President Donald Trump will reportedly name Larry Kudlow head of the National Economic Council. For fans of pro-growth policies — deregulation, low taxation and open trade — it’s great news for obvious reasons. Kudlow has been a decades’ long champion of these ideas and those with coherent philosophies tend to offer some stability and continuity. This administration could use more of those things, not less.
Kudlow is also a noticeable upgrade over the outgoing Gary Cohn, not only because the former has been a far more consistent voice for free markets — Cohn’s support of carbon tax and a VAT tax, and his rumored moderating disposition on tax reform were all worrisome clues — but because the former TV host and syndicated columnist is better equipped to sell those ideas to the public and lawmakers.
Kudlow, it’s been reported, also played a role in persuading senators to support tax reform despite the intense political opposition and hysterical warnings about the bill’s homicidal intent and supposed enduring unpopularity. Kudlow’s problem with the Trump tax bill was that it wasn’t cut enough on the individual side.
Of course, the hardest sell might be the president himself. “We don’t agree on everything, but in this case I think that’s good,” Trump said of Kudlow this week. “I want to have different opinions. We agree on most. He now has come around to believing in tariffs as a negotiating point.” Trump hired Kudlow even though only last week he co-wrote a piece for National Review arguing that imposing tariffs on steel and aluminum imports was tantamount to imposing sanctions on your own country — “a crisis of logic.” Kudlow, a former White House budget aide for Ronald Reagan, has long held positions on NAFTA and trade in general that are diametrically opposed to the president’s. Which undermines the idea that Trump is rigidly opposed to any dissent within the administration.
And if tariffs are, indeed, merely a “negotiating point,” that’s good news.
But while Kudlow immediately restores some balance in a White House that’s picked up the protectionist rhetoric lately, it’s highly unlikely that the propelling idea of Trump’s electoral success will be shelved simply because the president tapped a new adviser, no matter how convincing or compelling his arguments might be. It’s worth considering, however, that Kudlow might mitigate some of the worst inclinations of the protectionist wing. Certainly his presence doesn’t hurt.

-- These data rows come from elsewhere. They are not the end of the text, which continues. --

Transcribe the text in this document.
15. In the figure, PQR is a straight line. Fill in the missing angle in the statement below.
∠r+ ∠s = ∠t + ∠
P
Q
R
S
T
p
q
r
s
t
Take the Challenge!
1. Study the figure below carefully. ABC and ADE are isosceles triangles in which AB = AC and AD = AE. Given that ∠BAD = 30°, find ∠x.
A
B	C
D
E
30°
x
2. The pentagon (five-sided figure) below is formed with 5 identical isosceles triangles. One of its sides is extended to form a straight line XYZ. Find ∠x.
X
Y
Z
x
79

Tariffs, though important, aren’t everything. And on most issues, Trump has displayed a surprisingly traditional fiscal conservatism. Cohn, it seems, would have been much more liable to push Trump towards yielding on economic issues for a deal.
The hardest hit by the news have been liberal pundits who are, despite all the talk of the Trumpocalypse, far more predisposed to be fans of the president’s big government inclinations than that of old-school fiscal conservatism. Many liberal columnists have already lined up to point out that Kudlow has made some bad predictions in the past. It’s worth remembering that this puts him on par with just about every other economist who’s ever appeared on TV or written a column or worked for government. Kudlow’s rosy predictions seem predicated on an optimistic view that fails to consider the unpredictability of markets and the unpredictability of world events. Economists, all of them, should stop trying to be seers.
But the idea that a failure to forecast a recession should disqualify anyone who’s been right about the big ideas from a job Washington seems to be one reserved exclusively for fiscal conservatives. And watching the agitated reaction from proponents of high taxes and highly regulated, top-down economics — like Jonathan Chait or Paul Krugman, for instance — should imbue conservatives with optimism that Trump has made the right choice.